Now the school is facing another move, from its longtime home on Malcolm X Boulevard to a renovated facility in West Roxbury. This will undoubtedly create more unknowns, more pros and cons, more change, and more anxiety. Its long history shows that the O’Bryant will overcome any upcoming difficulties and continue to be a high-achieving STEM school that succeeds in preparing all its students for college, advanced learning, and highly skilled careers.
Go Tigers!
Tom Hayden
Chelmsford
The writer, a member of the Boston Tech class of 1957, researched and wrote an unofficial history of Boston Technical High School from its origins in 1893.
Madison Park’s students deserve the best, most up-to-date vocational education
When I began teaching at Madison Park in 1979, the entire complex was dedicated to vocational education.
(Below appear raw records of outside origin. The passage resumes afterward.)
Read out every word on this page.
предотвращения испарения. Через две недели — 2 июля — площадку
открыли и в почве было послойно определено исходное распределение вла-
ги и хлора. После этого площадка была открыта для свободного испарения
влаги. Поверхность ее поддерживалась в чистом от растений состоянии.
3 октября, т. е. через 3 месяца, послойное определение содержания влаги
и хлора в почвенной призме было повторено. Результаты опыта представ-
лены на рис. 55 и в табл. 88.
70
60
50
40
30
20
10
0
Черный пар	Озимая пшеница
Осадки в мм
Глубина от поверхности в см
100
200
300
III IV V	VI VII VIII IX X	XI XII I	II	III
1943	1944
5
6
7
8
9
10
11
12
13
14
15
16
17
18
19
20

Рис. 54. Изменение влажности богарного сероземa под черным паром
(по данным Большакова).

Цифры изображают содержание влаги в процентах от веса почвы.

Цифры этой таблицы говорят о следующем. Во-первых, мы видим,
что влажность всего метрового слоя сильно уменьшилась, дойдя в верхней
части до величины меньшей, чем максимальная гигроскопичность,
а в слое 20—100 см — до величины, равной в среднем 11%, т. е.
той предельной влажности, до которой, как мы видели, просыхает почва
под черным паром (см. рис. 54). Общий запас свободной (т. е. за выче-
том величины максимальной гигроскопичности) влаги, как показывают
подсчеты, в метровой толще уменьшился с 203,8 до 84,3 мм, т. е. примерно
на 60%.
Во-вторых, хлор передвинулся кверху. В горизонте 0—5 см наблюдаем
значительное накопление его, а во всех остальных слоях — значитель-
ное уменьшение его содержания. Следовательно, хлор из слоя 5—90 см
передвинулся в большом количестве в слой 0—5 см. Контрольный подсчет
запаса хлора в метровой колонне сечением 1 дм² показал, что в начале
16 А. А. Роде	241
Students were bused in from all over Boston to take part in various vocational programs. Were we ever indignant when the O’Bryant took over half of the complex!
Now it appears as if Madison Park will be Madison Park again. I taught there for decades, during many of the “overhaul initiatives.” All failed. While there is merit in retaining traditional trades — automotive, carpentry, plumbing, etc. — this latest overhaul will be successful only if the vocational areas are added to, reconsidered, and retooled to reflect more current career areas, such as bioscience, information technology, systems analysis, and communications (aviation technology is a good start) and if serious recruiting and promotion are done in the middle schools.
Superintendent Mary Skipper knows a thing or two about school-to-career business partnerships and high tech. So I am optimistic. Madison Park is a great place, and its students deserve no less.